1. Summarize the arguments made in paper re the main questionposed (You know the one that is the title of the article..)
This article talks about documentary, or documentary-inspired, games. It compares and contrasts documentaries in games to those in other mediums. He talks a lot about lens based mediums, especially film, as this is the most prolific and known form of documentary. In the end, his main argument for “Can Games Get Real?” is yes, but he is hesitant to say that they’ve already reached a documentary format in their own right. The properties that inherently are part of a documentary are difficult to transfer to an interactive experience. Interested game designers still need to work out better ways to adapt a documentary game, where the documentary aspect is the main component, as opposed to a side thing or skin for a game.
2. Next week well play some “polemical games” and you can judge first hand but in the meantime – whats is your opinion of the potential (or lack there of) of games as a medium for expression a point of view? does this “get in the way of the fun” ? is it possible/helpful to play and be critical at the same time?
I think games are inherently capable of expressing a point of view in a powerful way. Digital games especially can have the player literally seeing from the point of view of someone, so the potential to show opposing perspectives is pretty much endless. One particularly powerful moment in a game that I remember is in a Call of Duty: Modern Warfare 2 mission where you are an undercover agent and you are slaughtering innocent civilians with a Russian militant group. Although, this isn’t a real event, it’s interesting to imagine how a similar technique could be used to show a powerful and real narrative. This is similar to the JFK assassination game mentioned in the reading. I am a little more hesitant to say that the potential is as high for board games. I think political agendas and points of view can be expressed, but creating a powerful documentary narrative seems near impossible.
3. Please describe examples of games that you felt had a strong political / polemical point of view?
The aforementioned Call of Duty game sort of does, although I think the designers were just trying to craft an “Action Movie” type narrative. However, other shooting games, especially highly realistic simulations often feel like they are recruiting tools. I know the military often does a lot of consulting on these types of games, probably due to the fact that they lead to so many gains in recruitment. I recently read an article about how the workout regimes at boot camps are being modified since so many new enlistments are couch potato gamers.

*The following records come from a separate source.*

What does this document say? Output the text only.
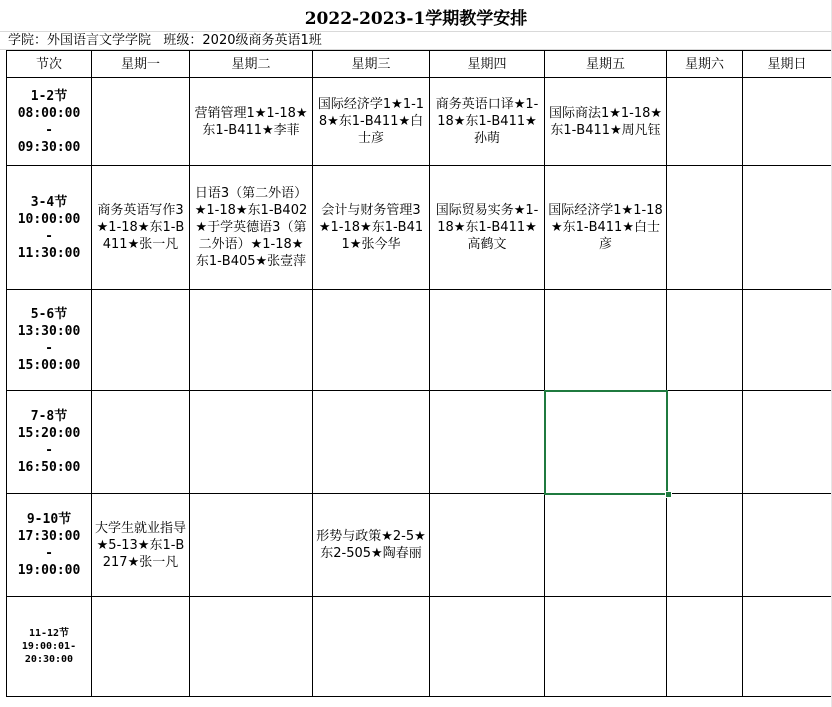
2022-2023-1学期教学安排
学院：外国语言文学学院   班级：2020级商务英语1班
节次	星期一	星期二	星期三	星期四	星期五	星期六	星期日
1-2节
08:00:00
-
09:30:00		营销管理1★1-18★东1-B411★李菲	国际经济学1★1-18★东1-B411★白士彦	商务英语口译★1-18★东1-B411★孙萌	国际商法1★1-18★东1-B411★周凡钰		
3-4节
10:00:00
-
11:30:00	商务英语写作3★1-18★东1-B411★张一凡	日语3（第二外语）★1-18★东1-B402★于学英德语3（第二外语）★1-18★东1-B405★张壹萍	会计与财务管理3★1-18★东1-B411★张今华	国际贸易实务★1-18★东1-B411★高鹤文	国际经济学1★1-18★东1-B411★白士彦		
5-6节
13:30:00
-
15:00:00							
7-8节
15:20:00
-
16:50:00							
9-10节
17:30:00
-
19:00:00	大学生就业指导★5-13★东1-B217★张一凡		形势与政策★2-5★东2-505★陶春丽				
11-12节
19:00:01-
20:30:00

4. How do you see the relationship between “documentary game” and “documentary film” ? what are the limitations / advantages of each medium in this context?
Documentary films are the epitome of what a documentary is. Therefore, many conventions of the documentary come from the film medium. However, lens-based mediums are very different from the virtual or imaginative ones of games. This is where things are inherently different. In film, the documenter can literally point a camera and record an event. In gaming the event needs to be made, presumably after studying the actual thing that happened. Most importantly, in gaming the player has to be able to partake in the event. This is the largest difference between the two mediums; the interactivity. This is both a blessing and a curse, because too easily the interactivity can overshadow the actual event, making it feel merely like a “narrative skin” as opposed to a game trying to make a point or show a point of view.